Toru geht es aber mehr als nur um Wissenserwerb. So richtig kann er sich nicht für die Fächer begeistern, die er ausgewählt hat, denn ein größerer Grund für den Lebensortwechsel in die Metropole Tokyo ist der Tod seines besten Freundes Kizuku, den er hinter sich lassen will. Sein neues Leben an der Universität, die von den Studentenunruhen der Zeit erschüttert wird, bringt ihm verschiedene neue Bekanntschaften. Da wäre Nagasawa, ein sehr intelligenter, gutaussehender und äußerst selbstsicheren Mitbewohner von Torus Wohnheim, der diesen gern auf seine nächtlichen Streifzüge mitnimmt um – relativ wahllos – Frauen abzuschleppen, was Toru jedoch immer weniger begeistert. Durch Zufall trifft er auf Naoko, Kizukus ehemalige Freundin, die seelisch noch enorm unter dem Verlust leidet, den auch Toru verspürt. Einstmals waren die Drei so etwas wie beste Freunde, jetzt streifen die verbliebenen Beiden durch die große Stadt; ziellos, meistens konversationslos und irgendwie auch zeitlos. Das Gegenteil von Naoko ist Midori, eine lebenslustige und etwas aufgedrehte Kommilitonin von Toru, mit der er sich anfreundet.
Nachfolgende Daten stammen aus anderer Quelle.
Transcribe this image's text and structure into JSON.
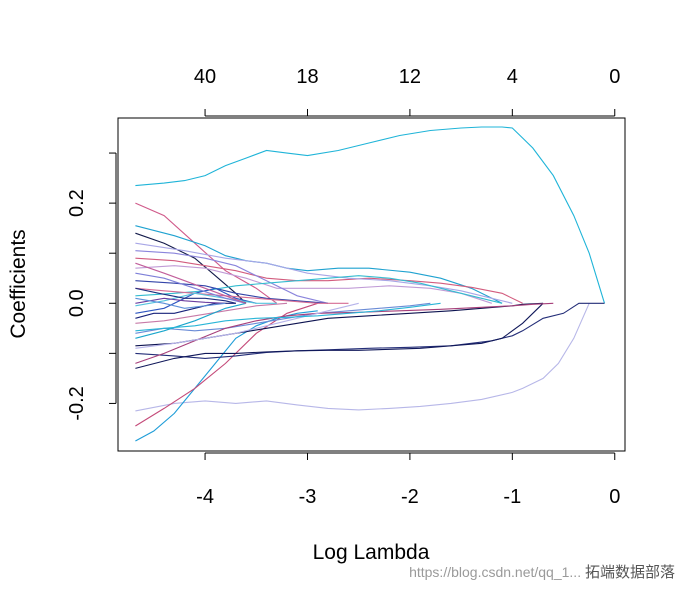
{
  "chart_data": {
    "type": "line",
    "xlabel": "Log Lambda",
    "ylabel": "Coefficients",
    "xlim": [
      -4.85,
      0.1
    ],
    "ylim": [
      -0.295,
      0.37
    ],
    "x_ticks": [
      -4,
      -3,
      -2,
      -1,
      0
    ],
    "x_tick_labels": [
      "-4",
      "-3",
      "-2",
      "-1",
      "0"
    ],
    "y_ticks": [
      -0.2,
      0.0,
      0.2
    ],
    "y_tick_labels": [
      "-0.2",
      "0.0",
      "0.2"
    ],
    "y_minor_ticks": [
      -0.1,
      0.1,
      0.3
    ],
    "top_axis_ticks": [
      -4,
      -3,
      -2,
      -1,
      0
    ],
    "top_axis_labels": [
      "40",
      "18",
      "12",
      "4",
      "0"
    ],
    "grid": false,
    "legend": "none",
    "series": [
      {
        "color": "#1fb4d8",
        "x": [
          -4.68,
          -4.4,
          -4.2,
          -4.0,
          -3.8,
          -3.6,
          -3.4,
          -3.2,
          -3.0,
          -2.7,
          -2.4,
          -2.1,
          -1.8,
          -1.5,
          -1.3,
          -1.1,
          -1.0,
          -0.9,
          -0.8,
          -0.6,
          -0.4,
          -0.25,
          -0.1
        ],
        "y": [
          0.235,
          0.24,
          0.245,
          0.255,
          0.275,
          0.29,
          0.305,
          0.3,
          0.295,
          0.305,
          0.32,
          0.335,
          0.345,
          0.35,
          0.352,
          0.352,
          0.35,
          0.33,
          0.31,
          0.255,
          0.175,
          0.1,
          0.0
        ]
      },
      {
        "color": "#b7b7e8",
        "x": [
          -4.68,
          -4.3,
          -4.0,
          -3.7,
          -3.4,
          -3.1,
          -2.8,
          -2.5,
          -2.2,
          -1.9,
          -1.6,
          -1.3,
          -1.0,
          -0.9,
          -0.7,
          -0.55,
          -0.4,
          -0.25
        ],
        "y": [
          -0.215,
          -0.2,
          -0.195,
          -0.2,
          -0.195,
          -0.203,
          -0.21,
          -0.213,
          -0.21,
          -0.206,
          -0.2,
          -0.192,
          -0.178,
          -0.17,
          -0.15,
          -0.12,
          -0.07,
          0.0
        ]
      },
      {
        "color": "#1f9dd8",
        "x": [
          -4.68,
          -4.5,
          -4.3,
          -4.1,
          -3.9,
          -3.7,
          -3.5,
          -3.3,
          -3.1,
          -2.9
        ],
        "y": [
          -0.275,
          -0.255,
          -0.22,
          -0.17,
          -0.12,
          -0.07,
          -0.045,
          -0.03,
          -0.02,
          -0.015
        ]
      },
      {
        "color": "#c44a79",
        "x": [
          -4.68,
          -4.4,
          -4.1,
          -3.8,
          -3.5,
          -3.2,
          -2.9
        ],
        "y": [
          -0.245,
          -0.21,
          -0.17,
          -0.12,
          -0.06,
          -0.02,
          0.0
        ]
      },
      {
        "color": "#d05a8a",
        "x": [
          -4.68,
          -4.4,
          -4.1,
          -3.8,
          -3.5,
          -3.3
        ],
        "y": [
          0.2,
          0.175,
          0.12,
          0.065,
          0.03,
          0.0
        ]
      },
      {
        "color": "#1fa2d0",
        "x": [
          -4.68,
          -4.3,
          -4.0,
          -3.8,
          -3.6,
          -3.4,
          -3.2,
          -3.0,
          -2.7,
          -2.4,
          -2.0,
          -1.7,
          -1.4,
          -1.1
        ],
        "y": [
          0.155,
          0.135,
          0.115,
          0.095,
          0.085,
          0.08,
          0.07,
          0.065,
          0.07,
          0.07,
          0.062,
          0.05,
          0.03,
          0.0
        ]
      },
      {
        "color": "#131a4a",
        "x": [
          -4.68,
          -4.4,
          -4.1,
          -3.9,
          -3.7,
          -3.6
        ],
        "y": [
          0.14,
          0.12,
          0.09,
          0.055,
          0.02,
          0.0
        ]
      },
      {
        "color": "#d25c7e",
        "x": [
          -4.68,
          -4.3,
          -4.0,
          -3.7,
          -3.4,
          -3.1,
          -2.8,
          -2.4,
          -2.0,
          -1.7,
          -1.4,
          -1.1,
          -0.9
        ],
        "y": [
          0.09,
          0.085,
          0.075,
          0.065,
          0.05,
          0.045,
          0.045,
          0.05,
          0.045,
          0.04,
          0.032,
          0.02,
          0.0
        ]
      },
      {
        "color": "#c09bd6",
        "x": [
          -4.68,
          -4.3,
          -4.0,
          -3.6,
          -3.3,
          -3.0,
          -2.6,
          -2.2,
          -1.8,
          -1.5,
          -1.2
        ],
        "y": [
          0.07,
          0.075,
          0.07,
          0.05,
          0.03,
          0.03,
          0.03,
          0.035,
          0.03,
          0.02,
          0.0
        ]
      },
      {
        "color": "#8a84dc",
        "x": [
          -4.68,
          -4.3,
          -4.0,
          -3.7,
          -3.4,
          -3.1,
          -2.8
        ],
        "y": [
          0.105,
          0.1,
          0.09,
          0.075,
          0.045,
          0.015,
          0.0
        ]
      },
      {
        "color": "#a8a6e6",
        "x": [
          -4.68,
          -4.2,
          -3.8,
          -3.4,
          -3.0,
          -2.6,
          -2.2,
          -1.8,
          -1.5,
          -1.2,
          -1.0
        ],
        "y": [
          0.12,
          0.105,
          0.09,
          0.08,
          0.06,
          0.05,
          0.045,
          0.035,
          0.025,
          0.01,
          0.0
        ]
      },
      {
        "color": "#242e78",
        "x": [
          -4.68,
          -4.3,
          -4.0,
          -3.7,
          -3.4,
          -3.1,
          -2.8,
          -2.4,
          -2.0,
          -1.6,
          -1.2,
          -1.0,
          -0.9,
          -0.7,
          -0.5,
          -0.35,
          -0.1
        ],
        "y": [
          -0.1,
          -0.105,
          -0.11,
          -0.105,
          -0.098,
          -0.095,
          -0.093,
          -0.09,
          -0.088,
          -0.085,
          -0.075,
          -0.065,
          -0.055,
          -0.03,
          -0.02,
          0.0,
          0.0
        ]
      },
      {
        "color": "#10185a",
        "x": [
          -4.68,
          -4.3,
          -4.0,
          -3.7,
          -3.4,
          -3.1,
          -2.8,
          -2.5,
          -2.2,
          -1.9,
          -1.6,
          -1.3,
          -1.1,
          -0.9,
          -0.7
        ],
        "y": [
          -0.13,
          -0.11,
          -0.1,
          -0.1,
          -0.097,
          -0.095,
          -0.094,
          -0.094,
          -0.092,
          -0.09,
          -0.085,
          -0.08,
          -0.07,
          -0.04,
          0.0
        ]
      },
      {
        "color": "#6a8bd6",
        "x": [
          -4.68,
          -4.4,
          -4.1,
          -3.8,
          -3.5,
          -3.2,
          -2.9,
          -2.6,
          -2.3,
          -2.0,
          -1.8
        ],
        "y": [
          -0.06,
          -0.05,
          -0.055,
          -0.05,
          -0.04,
          -0.03,
          -0.02,
          -0.015,
          -0.01,
          -0.005,
          0.0
        ]
      },
      {
        "color": "#0d1350",
        "x": [
          -4.68,
          -4.3,
          -4.0,
          -3.7,
          -3.4,
          -3.1,
          -2.8,
          -2.4,
          -2.0,
          -1.6,
          -1.3,
          -1.0,
          -0.9,
          -0.7
        ],
        "y": [
          -0.085,
          -0.08,
          -0.07,
          -0.06,
          -0.05,
          -0.04,
          -0.03,
          -0.025,
          -0.02,
          -0.015,
          -0.01,
          -0.005,
          -0.002,
          0.0
        ]
      },
      {
        "color": "#34bcd0",
        "x": [
          -4.68,
          -4.3,
          -4.0,
          -3.7,
          -3.4,
          -3.1,
          -2.8,
          -2.5,
          -2.2,
          -1.9,
          -1.6,
          -1.3,
          -1.1
        ],
        "y": [
          0.015,
          0.02,
          0.025,
          0.035,
          0.04,
          0.045,
          0.05,
          0.055,
          0.05,
          0.04,
          0.025,
          0.01,
          0.0
        ]
      },
      {
        "color": "#3344a8",
        "x": [
          -4.68,
          -4.3,
          -4.0,
          -3.7,
          -3.4,
          -3.1,
          -2.8
        ],
        "y": [
          0.045,
          0.04,
          0.035,
          0.02,
          0.01,
          0.005,
          0.0
        ]
      },
      {
        "color": "#2d55c0",
        "x": [
          -4.68,
          -4.4,
          -4.1,
          -3.9,
          -3.7,
          -3.5
        ],
        "y": [
          -0.02,
          -0.01,
          0.02,
          0.03,
          0.01,
          0.0
        ]
      },
      {
        "color": "#d66c94",
        "x": [
          -4.68,
          -4.4,
          -4.1,
          -3.8,
          -3.5,
          -3.2,
          -2.9,
          -2.6
        ],
        "y": [
          0.03,
          0.025,
          0.02,
          0.015,
          0.01,
          0.005,
          0.0,
          0.0
        ]
      },
      {
        "color": "#c77aa7",
        "x": [
          -4.68,
          -4.4,
          -4.1,
          -3.8,
          -3.5,
          -3.2
        ],
        "y": [
          -0.04,
          -0.035,
          -0.025,
          -0.015,
          -0.005,
          0.0
        ]
      },
      {
        "color": "#55c4de",
        "x": [
          -4.68,
          -4.4,
          -4.1,
          -3.8,
          -3.5,
          -3.3
        ],
        "y": [
          -0.005,
          0.005,
          0.02,
          0.01,
          0.0,
          0.0
        ]
      },
      {
        "color": "#1f2f80",
        "x": [
          -4.68,
          -4.45,
          -4.2,
          -4.0,
          -3.8,
          -3.7
        ],
        "y": [
          0.03,
          0.02,
          0.01,
          0.01,
          0.005,
          0.0
        ]
      },
      {
        "color": "#1aa6cc",
        "x": [
          -4.68,
          -4.4,
          -4.1,
          -3.8,
          -3.6
        ],
        "y": [
          -0.07,
          -0.055,
          -0.035,
          -0.01,
          0.0
        ]
      },
      {
        "color": "#7d7fd8",
        "x": [
          -4.68,
          -4.4,
          -4.1,
          -3.8,
          -3.6
        ],
        "y": [
          0.06,
          0.05,
          0.03,
          0.01,
          0.0
        ]
      },
      {
        "color": "#c15e9b",
        "x": [
          -4.68,
          -4.4,
          -4.2,
          -4.0,
          -3.8,
          -3.6
        ],
        "y": [
          0.08,
          0.06,
          0.045,
          0.03,
          0.015,
          0.0
        ]
      },
      {
        "color": "#17227a",
        "x": [
          -4.68,
          -4.5,
          -4.3,
          -4.1,
          -3.9,
          -3.7
        ],
        "y": [
          -0.03,
          -0.02,
          -0.02,
          -0.01,
          0.0,
          0.0
        ]
      },
      {
        "color": "#6c3fa0",
        "x": [
          -4.68,
          -4.4,
          -4.2,
          -4.0,
          -3.8
        ],
        "y": [
          0.0,
          0.01,
          0.005,
          0.002,
          0.0
        ]
      },
      {
        "color": "#5c8fd8",
        "x": [
          -4.68,
          -4.4,
          -4.2,
          -4.0,
          -3.8
        ],
        "y": [
          0.01,
          0.0,
          -0.01,
          -0.005,
          0.0
        ]
      },
      {
        "color": "#a63f7a",
        "x": [
          -4.68,
          -4.4,
          -4.1,
          -3.8,
          -3.5,
          -3.2,
          -2.9,
          -2.5,
          -2.1,
          -1.7,
          -1.3,
          -1.0,
          -0.8,
          -0.6
        ],
        "y": [
          -0.12,
          -0.1,
          -0.075,
          -0.05,
          -0.035,
          -0.025,
          -0.02,
          -0.018,
          -0.015,
          -0.012,
          -0.008,
          -0.005,
          -0.002,
          0.0
        ]
      },
      {
        "color": "#b6b3ea",
        "x": [
          -4.68,
          -4.3,
          -4.0,
          -3.7,
          -3.4,
          -3.1,
          -2.8,
          -2.5
        ],
        "y": [
          -0.09,
          -0.08,
          -0.07,
          -0.06,
          -0.045,
          -0.03,
          -0.015,
          0.0
        ]
      },
      {
        "color": "#29b5d7",
        "x": [
          -4.68,
          -4.4,
          -4.1,
          -3.8,
          -3.5,
          -3.2,
          -2.9,
          -2.6,
          -2.3,
          -2.0,
          -1.7
        ],
        "y": [
          -0.055,
          -0.05,
          -0.045,
          -0.035,
          -0.03,
          -0.028,
          -0.025,
          -0.02,
          -0.015,
          -0.008,
          0.0
        ]
      }
    ]
  },
  "watermark": {
    "line1": "https://blog.csdn.net/qq_1...",
    "line2": "拓端数据部落"
  }
}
Häufig liest man über „Naokos Lächeln“, dass der Roman eine Dreiecks-Liebesageschichte wäre, zwischen Toru und der Frage für welche Frau; Naoko oder Midori er sich entscheiden soll. Das ist zweifellos ein nicht unwichtiger Bestandteil des Romans, aber es geht hier um viel mehr, denn drei Dinge beschreibt Murakami näher. Da ist zum einen der Verlust, den Toru und Naoko teilen, über den sie beide aber nicht reden können. Da ist zum anderen die Freundschaft, die sich dadurch auszeichnet, über Dinge reden zu können, die einem auf dem Herzen liegen und eine gute Zeit mit ihnen zu verbringen. Hier unterscheiden sich Torus Freunde Midori und Nagasawa stark. Letztendlich ist der Roman aber ganz hauptsächlich ein Buch über den Umgang mit anderen Menschen und – wenn sie so wollen, geneigter Leser, über die unterschiedlichen Wege zum Sex. Dabei ist „Naokos Lächeln“ kein Sammelsurium über erregende Akrobatik des Miteinanders, ich finde den Roman noch nicht mal sonderlich erotisch, es ist vielmehr ein Buch, das die unterschiedlichen Wege und Motive zum Sex darstellt, die Lust auf den Akt, aber auch die Freude, die Intimität, die Suche nach einem anderen Menschen und auch nach sich selbst dabei. Ein Roman, der uns zeigt, dass anders als in einer Welt, die sich so häufig in der Erotik des (Ab-)Bildes verwirrt, Sex ein Kommunikationsakt zwischen (im Regelfall zwei) Menschen ist. Das macht „Naokos Lächeln“[1] zu einem sehr schönen Buch über das Leben, über Kennen- und Liebenlernen und auch über Verlust und Trauer. Vielleicht das beste Buch von Murakami, dass ich bisher lesen durfte!

[1] Hier meine obligatorische Bemerkung zum deutschen Titel. Das japanische Original, als auch die englische Übersetzung, sind nach einem Beatles-Song benannt, den ich an dieser Stelle abspielen möchte:

Aber mir gefällt durchaus auch der deutsche Titel, wenngleich er vielleicht dadurch den Blick des Lesers etwas zu sehr auf Naoko richtet.